It might be tempting to describe the small pots issue as something that is only important to pension administrators. This would be a mistake.
This is an issue that is about so much more than the mechanics of automatic enrolment – it has a direct bearing on the future size and shape of the workplace pensions market, as well as the economics of running a pension scheme.
The Department for Work and Pension’s recent call for evidence on the best way to force the consolidation of small pension pots considered two possible options: pot consolidators, where pots below a determined threshold get pushed to a consolidation scheme; and 'pot follows member', where pots below the threshold get pushed to the active pot.
Each of these options could consolidate small sub £1,000 pots but either of the proposed small pots solutions has the potential to consolidate much larger pots, potentially until savers have only the active pot.
That may sound far-fetched in the UK context but it is exactly what the pathway has been in Australia.
We think there are three main points that the DWP needs to consider.
First, what is in the savers’ interest?
Second, what is consistent with other policy objectives?
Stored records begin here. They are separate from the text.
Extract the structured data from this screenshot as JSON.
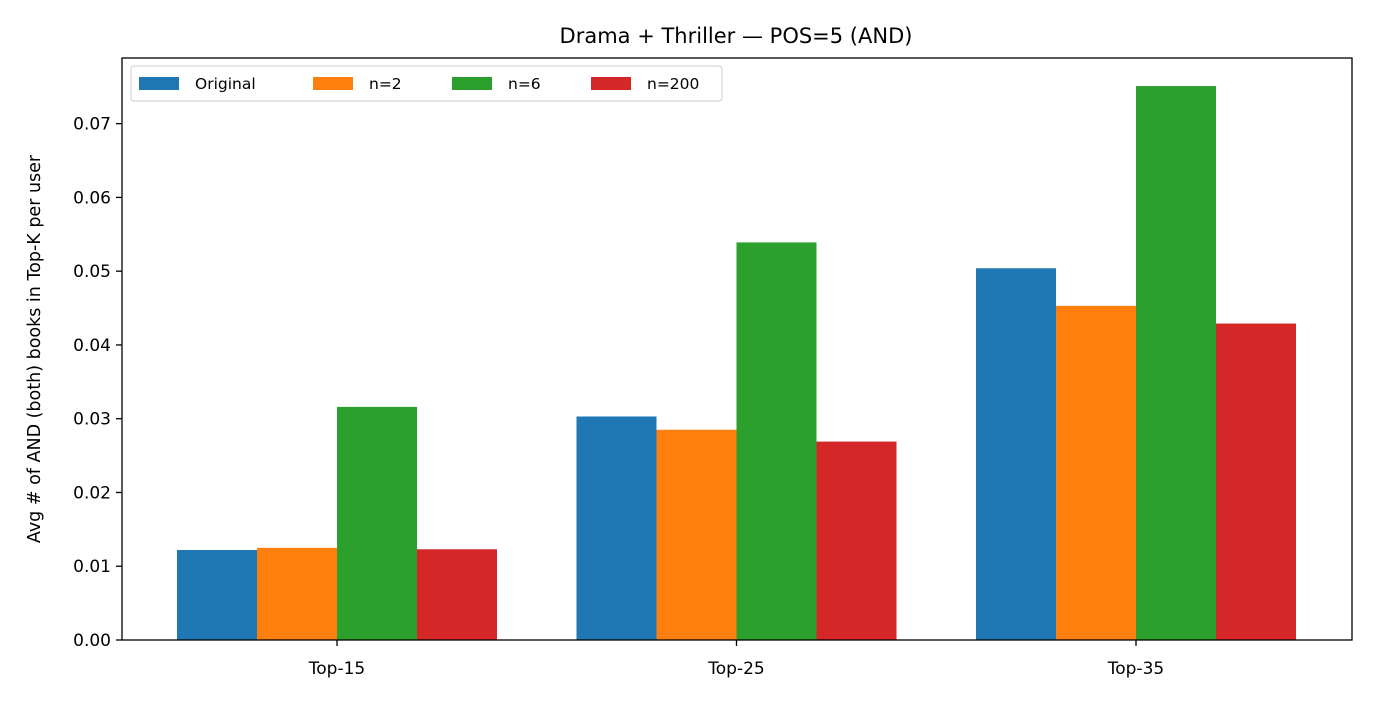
{
  "chart_data": {
    "type": "bar",
    "title": "Drama + Thriller — POS=5 (AND)",
    "xlabel": "",
    "ylabel": "Avg # of AND (both) books in Top-K per user",
    "categories": [
      "Top-15",
      "Top-25",
      "Top-35"
    ],
    "series": [
      {
        "name": "Original",
        "color": "#1f77b4",
        "values": [
          0.0122,
          0.0303,
          0.0504
        ]
      },
      {
        "name": "n=2",
        "color": "#ff7f0e",
        "values": [
          0.0125,
          0.0285,
          0.0453
        ]
      },
      {
        "name": "n=6",
        "color": "#2ca02c",
        "values": [
          0.0316,
          0.0539,
          0.0751
        ]
      },
      {
        "name": "n=200",
        "color": "#d62728",
        "values": [
          0.0123,
          0.0269,
          0.0429
        ]
      }
    ],
    "ylim": [
      0,
      0.0789
    ],
    "yticks": [
      0.0,
      0.01,
      0.02,
      0.03,
      0.04,
      0.05,
      0.06,
      0.07
    ],
    "ytick_labels": [
      "0.00",
      "0.01",
      "0.02",
      "0.03",
      "0.04",
      "0.05",
      "0.06",
      "0.07"
    ],
    "grid": false,
    "legend": {
      "position": "top-left",
      "columns": 4
    }
  }
}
And third, how can a future market be economically sustainable?
It’s possible to score both policy options.
We think it’s possible to answer these three questions by taking the multiple consolidator option and using it to build a number of larger pension schemes that are held to a higher regulatory standard.
These schemes should be genuine workplace pension schemes and should have an obligation to accept business from any employer.
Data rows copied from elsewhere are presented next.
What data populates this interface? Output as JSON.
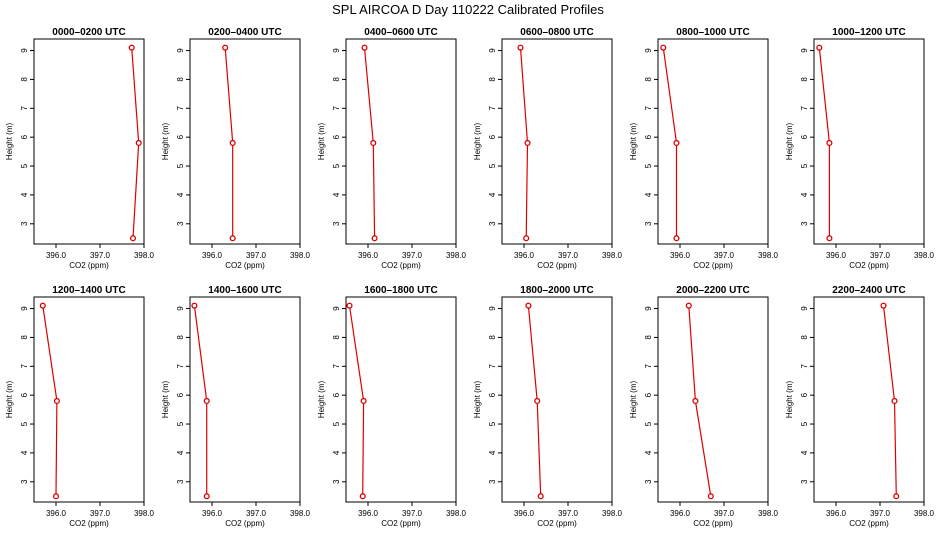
{
  "figure": {
    "title": "SPL AIRCOA D  Day 110222  Calibrated Profiles",
    "colors": {
      "series": "#dd0000",
      "axis": "#000000",
      "background": "#ffffff"
    }
  },
  "chart_data": [
    {
      "type": "line",
      "title": "0000–0200 UTC",
      "xlabel": "CO2 (ppm)",
      "ylabel": "Height (m)",
      "xlim": [
        395.5,
        398.0
      ],
      "ylim": [
        2.3,
        9.4
      ],
      "xticks": [
        "396.0",
        "397.0",
        "398.0"
      ],
      "yticks": [
        "3",
        "4",
        "5",
        "6",
        "7",
        "8",
        "9"
      ],
      "points": [
        {
          "x": 397.72,
          "y": 9.1
        },
        {
          "x": 397.88,
          "y": 5.8
        },
        {
          "x": 397.75,
          "y": 2.5
        }
      ]
    },
    {
      "type": "line",
      "title": "0200–0400 UTC",
      "xlabel": "CO2 (ppm)",
      "ylabel": "Height (m)",
      "xlim": [
        395.5,
        398.0
      ],
      "ylim": [
        2.3,
        9.4
      ],
      "xticks": [
        "396.0",
        "397.0",
        "398.0"
      ],
      "yticks": [
        "3",
        "4",
        "5",
        "6",
        "7",
        "8",
        "9"
      ],
      "points": [
        {
          "x": 396.3,
          "y": 9.1
        },
        {
          "x": 396.47,
          "y": 5.8
        },
        {
          "x": 396.47,
          "y": 2.5
        }
      ]
    },
    {
      "type": "line",
      "title": "0400–0600 UTC",
      "xlabel": "CO2 (ppm)",
      "ylabel": "Height (m)",
      "xlim": [
        395.5,
        398.0
      ],
      "ylim": [
        2.3,
        9.4
      ],
      "xticks": [
        "396.0",
        "397.0",
        "398.0"
      ],
      "yticks": [
        "3",
        "4",
        "5",
        "6",
        "7",
        "8",
        "9"
      ],
      "points": [
        {
          "x": 395.92,
          "y": 9.1
        },
        {
          "x": 396.12,
          "y": 5.8
        },
        {
          "x": 396.15,
          "y": 2.5
        }
      ]
    },
    {
      "type": "line",
      "title": "0600–0800 UTC",
      "xlabel": "CO2 (ppm)",
      "ylabel": "Height (m)",
      "xlim": [
        395.5,
        398.0
      ],
      "ylim": [
        2.3,
        9.4
      ],
      "xticks": [
        "396.0",
        "397.0",
        "398.0"
      ],
      "yticks": [
        "3",
        "4",
        "5",
        "6",
        "7",
        "8",
        "9"
      ],
      "points": [
        {
          "x": 395.92,
          "y": 9.1
        },
        {
          "x": 396.08,
          "y": 5.8
        },
        {
          "x": 396.05,
          "y": 2.5
        }
      ]
    },
    {
      "type": "line",
      "title": "0800–1000 UTC",
      "xlabel": "CO2 (ppm)",
      "ylabel": "Height (m)",
      "xlim": [
        395.5,
        398.0
      ],
      "ylim": [
        2.3,
        9.4
      ],
      "xticks": [
        "396.0",
        "397.0",
        "398.0"
      ],
      "yticks": [
        "3",
        "4",
        "5",
        "6",
        "7",
        "8",
        "9"
      ],
      "points": [
        {
          "x": 395.62,
          "y": 9.1
        },
        {
          "x": 395.92,
          "y": 5.8
        },
        {
          "x": 395.92,
          "y": 2.5
        }
      ]
    },
    {
      "type": "line",
      "title": "1000–1200 UTC",
      "xlabel": "CO2 (ppm)",
      "ylabel": "Height (m)",
      "xlim": [
        395.5,
        398.0
      ],
      "ylim": [
        2.3,
        9.4
      ],
      "xticks": [
        "396.0",
        "397.0",
        "398.0"
      ],
      "yticks": [
        "3",
        "4",
        "5",
        "6",
        "7",
        "8",
        "9"
      ],
      "points": [
        {
          "x": 395.62,
          "y": 9.1
        },
        {
          "x": 395.85,
          "y": 5.8
        },
        {
          "x": 395.85,
          "y": 2.5
        }
      ]
    },
    {
      "type": "line",
      "title": "1200–1400 UTC",
      "xlabel": "CO2 (ppm)",
      "ylabel": "Height (m)",
      "xlim": [
        395.5,
        398.0
      ],
      "ylim": [
        2.3,
        9.4
      ],
      "xticks": [
        "396.0",
        "397.0",
        "398.0"
      ],
      "yticks": [
        "3",
        "4",
        "5",
        "6",
        "7",
        "8",
        "9"
      ],
      "points": [
        {
          "x": 395.7,
          "y": 9.1
        },
        {
          "x": 396.02,
          "y": 5.8
        },
        {
          "x": 396.0,
          "y": 2.5
        }
      ]
    },
    {
      "type": "line",
      "title": "1400–1600 UTC",
      "xlabel": "CO2 (ppm)",
      "ylabel": "Height (m)",
      "xlim": [
        395.5,
        398.0
      ],
      "ylim": [
        2.3,
        9.4
      ],
      "xticks": [
        "396.0",
        "397.0",
        "398.0"
      ],
      "yticks": [
        "3",
        "4",
        "5",
        "6",
        "7",
        "8",
        "9"
      ],
      "points": [
        {
          "x": 395.6,
          "y": 9.1
        },
        {
          "x": 395.88,
          "y": 5.8
        },
        {
          "x": 395.88,
          "y": 2.5
        }
      ]
    },
    {
      "type": "line",
      "title": "1600–1800 UTC",
      "xlabel": "CO2 (ppm)",
      "ylabel": "Height (m)",
      "xlim": [
        395.5,
        398.0
      ],
      "ylim": [
        2.3,
        9.4
      ],
      "xticks": [
        "396.0",
        "397.0",
        "398.0"
      ],
      "yticks": [
        "3",
        "4",
        "5",
        "6",
        "7",
        "8",
        "9"
      ],
      "points": [
        {
          "x": 395.58,
          "y": 9.1
        },
        {
          "x": 395.9,
          "y": 5.8
        },
        {
          "x": 395.88,
          "y": 2.5
        }
      ]
    },
    {
      "type": "line",
      "title": "1800–2000 UTC",
      "xlabel": "CO2 (ppm)",
      "ylabel": "Height (m)",
      "xlim": [
        395.5,
        398.0
      ],
      "ylim": [
        2.3,
        9.4
      ],
      "xticks": [
        "396.0",
        "397.0",
        "398.0"
      ],
      "yticks": [
        "3",
        "4",
        "5",
        "6",
        "7",
        "8",
        "9"
      ],
      "points": [
        {
          "x": 396.1,
          "y": 9.1
        },
        {
          "x": 396.3,
          "y": 5.8
        },
        {
          "x": 396.38,
          "y": 2.5
        }
      ]
    },
    {
      "type": "line",
      "title": "2000–2200 UTC",
      "xlabel": "CO2 (ppm)",
      "ylabel": "Height (m)",
      "xlim": [
        395.5,
        398.0
      ],
      "ylim": [
        2.3,
        9.4
      ],
      "xticks": [
        "396.0",
        "397.0",
        "398.0"
      ],
      "yticks": [
        "3",
        "4",
        "5",
        "6",
        "7",
        "8",
        "9"
      ],
      "points": [
        {
          "x": 396.2,
          "y": 9.1
        },
        {
          "x": 396.35,
          "y": 5.8
        },
        {
          "x": 396.7,
          "y": 2.5
        }
      ]
    },
    {
      "type": "line",
      "title": "2200–2400 UTC",
      "xlabel": "CO2 (ppm)",
      "ylabel": "Height (m)",
      "xlim": [
        395.5,
        398.0
      ],
      "ylim": [
        2.3,
        9.4
      ],
      "xticks": [
        "396.0",
        "397.0",
        "398.0"
      ],
      "yticks": [
        "3",
        "4",
        "5",
        "6",
        "7",
        "8",
        "9"
      ],
      "points": [
        {
          "x": 397.08,
          "y": 9.1
        },
        {
          "x": 397.33,
          "y": 5.8
        },
        {
          "x": 397.37,
          "y": 2.5
        }
      ]
    }
  ]
}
On the first point, there’s a convincing body of evidence that suggests there are considerable scale economies in pension provision and few scale diseconomies, provided that schemes are well governed.
International evidence suggests that larger schemes are more efficient economically and achieve slightly higher investment returns.
You would need enough consolidators such that the market is competitive at all levels and you would also need to avoid a situation in which any one entity (bar Nest, as provider of last resort) became too big to fail.
On the second point, the government has run a major policy programme to try and get defined contribution pension schemes to invest in less liquid assets.
The announcement at the Budget that the chancellor would bring forward further measures on this issue in the autumn and the pursuit by the Labour party of a similar agenda in the O’Neill review suggest that this issue is gaining in importance.